M. Bossedur : Bonjour M. AIRACHE, je viens car j’ai été convoqué.

DRH : asseyez vous M. Bossedur. Oui, hum, hum, je voulais vous parler des réseaux sociaux.

M. Bossedur : des réseaux sociaux ? C’est-à-dire ?

DRH : eh bien vous savez, Facebook, Twitter, Instagram et que sais-je encore.

M. Bossedur : je ne vois pas bien le rapport avec mon activité professionnelle, je pensais que vous alliez m’annoncer une augmentation.

DRH : Ah vous ne voyez pas ? Tiens donc, moi j’en vois un de rapport, et même plusieurs…

M. Bossedur : Ben non, je vois pas le rapport

DRH : et quand vous vous connectez régulièrement depuis votre poste de travail, et ceci pendant de longues minutes, vous ne voyez pas le rapport ?

M. Bossedur : …

DRH : Et quand on écrit sur Facebook que son DRH devrait se mettre au régime, on abuse pas un peu de la liberté d’expression, là ?

M. Bossedur : mais il s’agit d’une correspondance privée. Comment y avez vous eu accès ?

DRH : privée ? Mille deux cent cinquante amis, vous trouvez ça privé ?

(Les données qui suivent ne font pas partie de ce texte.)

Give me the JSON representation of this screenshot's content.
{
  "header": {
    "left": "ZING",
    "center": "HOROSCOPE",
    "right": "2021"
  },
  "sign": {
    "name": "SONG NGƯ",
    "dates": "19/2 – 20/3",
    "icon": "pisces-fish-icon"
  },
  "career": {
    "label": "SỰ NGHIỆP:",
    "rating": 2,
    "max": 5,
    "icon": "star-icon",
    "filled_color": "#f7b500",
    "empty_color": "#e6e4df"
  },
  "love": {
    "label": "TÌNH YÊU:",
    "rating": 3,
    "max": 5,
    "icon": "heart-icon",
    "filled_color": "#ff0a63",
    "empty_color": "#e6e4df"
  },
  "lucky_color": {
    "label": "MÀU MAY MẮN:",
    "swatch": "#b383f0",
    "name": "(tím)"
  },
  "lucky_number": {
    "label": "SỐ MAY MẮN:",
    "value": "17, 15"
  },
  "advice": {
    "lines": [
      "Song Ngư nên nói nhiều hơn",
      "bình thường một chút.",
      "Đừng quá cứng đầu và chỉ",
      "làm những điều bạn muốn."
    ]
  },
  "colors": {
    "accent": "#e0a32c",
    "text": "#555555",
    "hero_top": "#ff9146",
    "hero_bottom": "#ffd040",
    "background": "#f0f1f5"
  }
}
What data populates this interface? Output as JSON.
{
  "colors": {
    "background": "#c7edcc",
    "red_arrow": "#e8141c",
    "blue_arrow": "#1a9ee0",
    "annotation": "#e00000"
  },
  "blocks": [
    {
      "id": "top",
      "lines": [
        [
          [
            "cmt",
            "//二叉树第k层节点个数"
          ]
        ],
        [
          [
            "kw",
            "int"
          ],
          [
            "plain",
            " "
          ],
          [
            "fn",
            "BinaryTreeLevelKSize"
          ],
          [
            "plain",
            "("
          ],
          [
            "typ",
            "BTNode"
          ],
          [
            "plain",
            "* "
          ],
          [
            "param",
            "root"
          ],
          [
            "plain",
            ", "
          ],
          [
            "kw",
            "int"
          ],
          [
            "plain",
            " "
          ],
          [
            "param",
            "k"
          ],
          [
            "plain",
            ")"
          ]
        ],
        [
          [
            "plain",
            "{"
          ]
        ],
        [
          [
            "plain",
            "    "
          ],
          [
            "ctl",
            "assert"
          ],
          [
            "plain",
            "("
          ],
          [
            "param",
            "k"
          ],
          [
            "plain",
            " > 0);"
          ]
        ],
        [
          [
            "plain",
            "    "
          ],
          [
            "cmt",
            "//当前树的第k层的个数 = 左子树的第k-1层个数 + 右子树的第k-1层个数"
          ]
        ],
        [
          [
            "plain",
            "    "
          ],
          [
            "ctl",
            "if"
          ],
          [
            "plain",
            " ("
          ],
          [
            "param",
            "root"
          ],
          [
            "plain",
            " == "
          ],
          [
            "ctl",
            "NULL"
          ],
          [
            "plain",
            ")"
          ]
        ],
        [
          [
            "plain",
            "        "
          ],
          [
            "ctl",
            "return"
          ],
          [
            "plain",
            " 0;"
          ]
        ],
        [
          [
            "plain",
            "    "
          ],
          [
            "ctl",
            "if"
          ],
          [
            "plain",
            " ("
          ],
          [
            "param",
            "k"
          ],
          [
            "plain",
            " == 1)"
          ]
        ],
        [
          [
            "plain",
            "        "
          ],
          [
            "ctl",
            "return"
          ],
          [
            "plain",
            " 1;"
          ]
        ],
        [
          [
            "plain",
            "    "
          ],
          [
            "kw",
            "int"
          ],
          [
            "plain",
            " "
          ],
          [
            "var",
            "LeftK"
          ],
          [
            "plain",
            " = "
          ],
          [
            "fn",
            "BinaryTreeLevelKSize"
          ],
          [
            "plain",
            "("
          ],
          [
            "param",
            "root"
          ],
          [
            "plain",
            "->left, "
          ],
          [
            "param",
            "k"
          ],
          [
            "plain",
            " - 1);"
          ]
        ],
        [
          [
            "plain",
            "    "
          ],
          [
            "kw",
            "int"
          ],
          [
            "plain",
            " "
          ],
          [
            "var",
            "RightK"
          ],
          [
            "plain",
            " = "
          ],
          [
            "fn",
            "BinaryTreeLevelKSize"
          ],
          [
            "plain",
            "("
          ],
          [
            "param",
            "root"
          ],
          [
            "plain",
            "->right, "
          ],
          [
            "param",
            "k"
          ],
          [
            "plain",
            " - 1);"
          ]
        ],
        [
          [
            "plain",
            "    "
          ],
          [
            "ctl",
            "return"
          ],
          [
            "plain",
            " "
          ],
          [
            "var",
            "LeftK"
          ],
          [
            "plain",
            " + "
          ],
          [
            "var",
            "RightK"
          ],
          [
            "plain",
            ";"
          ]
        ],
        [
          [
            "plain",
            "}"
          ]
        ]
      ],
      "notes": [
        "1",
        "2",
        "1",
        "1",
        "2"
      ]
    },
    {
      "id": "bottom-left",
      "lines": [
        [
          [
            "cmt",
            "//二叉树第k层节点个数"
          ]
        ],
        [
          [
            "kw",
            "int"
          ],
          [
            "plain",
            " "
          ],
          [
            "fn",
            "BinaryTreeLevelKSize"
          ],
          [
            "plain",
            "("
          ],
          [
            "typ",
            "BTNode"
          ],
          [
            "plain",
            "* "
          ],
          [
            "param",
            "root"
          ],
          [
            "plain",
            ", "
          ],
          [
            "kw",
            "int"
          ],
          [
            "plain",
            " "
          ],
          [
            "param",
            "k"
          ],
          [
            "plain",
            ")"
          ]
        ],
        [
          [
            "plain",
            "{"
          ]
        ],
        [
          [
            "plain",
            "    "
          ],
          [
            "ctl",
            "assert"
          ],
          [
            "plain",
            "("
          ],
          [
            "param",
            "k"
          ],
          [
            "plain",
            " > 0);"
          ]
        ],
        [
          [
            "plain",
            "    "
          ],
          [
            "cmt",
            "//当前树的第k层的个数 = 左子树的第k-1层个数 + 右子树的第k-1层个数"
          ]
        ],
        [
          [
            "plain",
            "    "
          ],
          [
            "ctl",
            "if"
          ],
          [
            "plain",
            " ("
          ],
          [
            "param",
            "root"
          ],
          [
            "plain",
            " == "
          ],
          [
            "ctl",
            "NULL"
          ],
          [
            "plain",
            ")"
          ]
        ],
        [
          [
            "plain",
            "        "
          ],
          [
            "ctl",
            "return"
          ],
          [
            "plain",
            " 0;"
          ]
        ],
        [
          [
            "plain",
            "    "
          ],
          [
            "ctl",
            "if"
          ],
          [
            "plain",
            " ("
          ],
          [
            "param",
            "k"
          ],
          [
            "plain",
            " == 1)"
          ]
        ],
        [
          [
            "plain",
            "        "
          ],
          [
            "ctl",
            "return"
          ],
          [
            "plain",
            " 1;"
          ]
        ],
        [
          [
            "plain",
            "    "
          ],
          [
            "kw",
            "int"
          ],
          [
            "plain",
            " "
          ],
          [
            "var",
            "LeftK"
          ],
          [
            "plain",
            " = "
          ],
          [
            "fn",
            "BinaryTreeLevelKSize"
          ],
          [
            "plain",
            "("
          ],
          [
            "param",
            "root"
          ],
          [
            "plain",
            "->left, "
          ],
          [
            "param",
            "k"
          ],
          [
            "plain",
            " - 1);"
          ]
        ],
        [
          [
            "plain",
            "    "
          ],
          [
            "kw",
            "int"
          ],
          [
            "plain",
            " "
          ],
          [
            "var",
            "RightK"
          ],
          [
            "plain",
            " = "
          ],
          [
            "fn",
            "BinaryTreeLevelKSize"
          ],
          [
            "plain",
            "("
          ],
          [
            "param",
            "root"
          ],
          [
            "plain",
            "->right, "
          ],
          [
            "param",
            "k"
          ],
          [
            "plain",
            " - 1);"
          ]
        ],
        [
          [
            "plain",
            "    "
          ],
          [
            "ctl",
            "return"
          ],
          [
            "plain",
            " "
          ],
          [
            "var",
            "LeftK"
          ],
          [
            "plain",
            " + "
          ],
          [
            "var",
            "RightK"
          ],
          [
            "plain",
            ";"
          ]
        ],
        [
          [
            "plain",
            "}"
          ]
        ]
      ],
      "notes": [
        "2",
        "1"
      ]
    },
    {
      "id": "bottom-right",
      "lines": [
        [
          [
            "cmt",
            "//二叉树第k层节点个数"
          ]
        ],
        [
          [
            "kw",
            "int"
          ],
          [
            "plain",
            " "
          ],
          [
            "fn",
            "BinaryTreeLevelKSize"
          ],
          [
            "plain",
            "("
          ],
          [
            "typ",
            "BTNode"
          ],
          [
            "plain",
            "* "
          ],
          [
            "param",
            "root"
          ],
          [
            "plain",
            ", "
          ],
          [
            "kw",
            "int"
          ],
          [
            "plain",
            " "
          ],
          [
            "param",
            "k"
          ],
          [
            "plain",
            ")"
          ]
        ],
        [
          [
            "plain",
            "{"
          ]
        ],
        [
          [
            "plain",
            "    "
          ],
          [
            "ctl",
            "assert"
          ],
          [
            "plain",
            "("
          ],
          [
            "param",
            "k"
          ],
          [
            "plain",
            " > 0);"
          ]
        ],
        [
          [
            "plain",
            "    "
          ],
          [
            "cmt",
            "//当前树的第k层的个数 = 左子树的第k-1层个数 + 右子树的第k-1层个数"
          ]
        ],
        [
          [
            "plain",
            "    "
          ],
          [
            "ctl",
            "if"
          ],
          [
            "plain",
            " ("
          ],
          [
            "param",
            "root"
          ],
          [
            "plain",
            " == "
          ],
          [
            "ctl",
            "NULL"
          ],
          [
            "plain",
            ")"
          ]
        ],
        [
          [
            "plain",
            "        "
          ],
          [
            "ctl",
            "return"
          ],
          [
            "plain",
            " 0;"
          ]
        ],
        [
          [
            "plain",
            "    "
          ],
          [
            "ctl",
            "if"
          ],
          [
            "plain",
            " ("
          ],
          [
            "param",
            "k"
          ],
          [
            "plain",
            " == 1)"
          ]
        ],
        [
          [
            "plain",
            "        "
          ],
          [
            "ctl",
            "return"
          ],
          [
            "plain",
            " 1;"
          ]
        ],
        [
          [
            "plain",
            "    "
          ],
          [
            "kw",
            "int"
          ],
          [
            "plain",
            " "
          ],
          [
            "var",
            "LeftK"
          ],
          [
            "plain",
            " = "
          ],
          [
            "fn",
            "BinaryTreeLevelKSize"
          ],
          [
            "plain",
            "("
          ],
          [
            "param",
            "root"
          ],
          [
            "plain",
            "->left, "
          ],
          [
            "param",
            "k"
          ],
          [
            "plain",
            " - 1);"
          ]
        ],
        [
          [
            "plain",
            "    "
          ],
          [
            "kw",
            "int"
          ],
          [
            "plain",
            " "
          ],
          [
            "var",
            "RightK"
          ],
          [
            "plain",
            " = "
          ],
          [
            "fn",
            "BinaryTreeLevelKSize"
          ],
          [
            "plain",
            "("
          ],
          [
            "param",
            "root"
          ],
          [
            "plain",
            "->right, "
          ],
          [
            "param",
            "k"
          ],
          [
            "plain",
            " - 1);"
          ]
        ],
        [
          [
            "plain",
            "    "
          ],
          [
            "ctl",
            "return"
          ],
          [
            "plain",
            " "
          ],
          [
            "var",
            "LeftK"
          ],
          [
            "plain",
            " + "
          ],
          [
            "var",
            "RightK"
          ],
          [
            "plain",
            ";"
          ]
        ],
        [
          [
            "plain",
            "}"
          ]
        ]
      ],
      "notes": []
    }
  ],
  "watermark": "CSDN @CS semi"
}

M. Bossedur : c’est que j’ai beaucoup d’amis moi, voyez vous

DRH : et quelques ennemis qui m’ont imprimé vos moqueries. Ce n’est pas bien de se moquer de son prochain. D’ailleurs je n’ai pas de ventre, je suis juste un peu enrobé.

M. Bossedur : je suis d’accord avec vous M. AIRACHE, mais je vous rappelle que vous ne pouvez pas accéder à mon compte Facebook sans porter une atteinte disproportionnée et déloyale à ma vie privée. Et puis, si vous avez suivi la conversation en ligne, reconnaissez que beaucoup de mes amis et collègues ont liké mes propos.

Les sourcils du DRH restent figés dans un mélange de stupéfaction, d’indignation et de colère. Il fait un effort surhumain pour garder son calme (comme c’est écrit dans le dernier livre de Christophe André)

DRH : heureusement pour vos collègues le like n’est pas répréhensible. La seule mention « j’aime » à l’égard d’un texte rédigé par un autre salarié ne suffit pas à elle seule à caractériser une faute. Vos propos en revanche… Je note par ailleurs que vos digressions sont publiques, il me semble que vous n’avez pas utilisé les paramètres de confidentialité offerts par le site… Sans compter que les propos tenus par un salarié sur son compte Facebook affichés sur l’écran de l’ordinateur de l’entreprise et visibles des personnes présentes lui font perdre leur caractère privé.

Là, en garde à vue, c’est sûr, le type s’effondre et je le mets en examen direct…

M. Bossedur : vous voulez dire que vous allez me sanctionner ?

DRH : est-ce que vous avez été convoqué à un entretien préalable à sanction  ?

M. Bossedur : la lettre ne le précise pas.

DRH : est-ce que je vous ai offert la possibilité d’être assisté lors de cet entretien ?

M. Bossedur : ben non…

DRH : donc la réponse est non. Et pourtant, j’avais de quoi vous sanctionner lourdement.

M. Bossedur : parceque j’ai écrit que vous aviez de l’embompoint ?

DRH : non, parceque vous consultez frénétiquement les réseaux sociaux depuis votre poste de travail, VOUS CROYEZ QU’ON VOUS PAIE POUR SURFER SUR LES RESEAUX SOCIAUX ? Et puis il y a vos propos mal paramétrés sur Facebook… et puis il y a aussi…

M. Bossedur : …il y a aussi ?

DRH :  il y a votre arrêt maladie de la semaine dernière. C’était pourquoi déjà cet arrêt ?

M. Bossedur : pour un terrible mal de dos.

DRH : dans ce cas évitez de vous exhiber pendant votre arrêt maladie sur Facebook au festival de tango. J’ai peut-être de l’embonpoint mais je ne suis pas le perdreau de l’année. L’embonpoint me donne quelque rondeur dans la gestion des ressources humaines de cette vénérable entreprise, ce qui pourrait ne pas durer. Je vais bientôt attaquer un régime et rien que d’y penser ça me rend nerveux. Compris ?

M. Bossedur : compris M. AIRACHE, au revoir M. AIRACHE, bonne journée M. AIRACHE, mes hommages à Madame AIRACHE.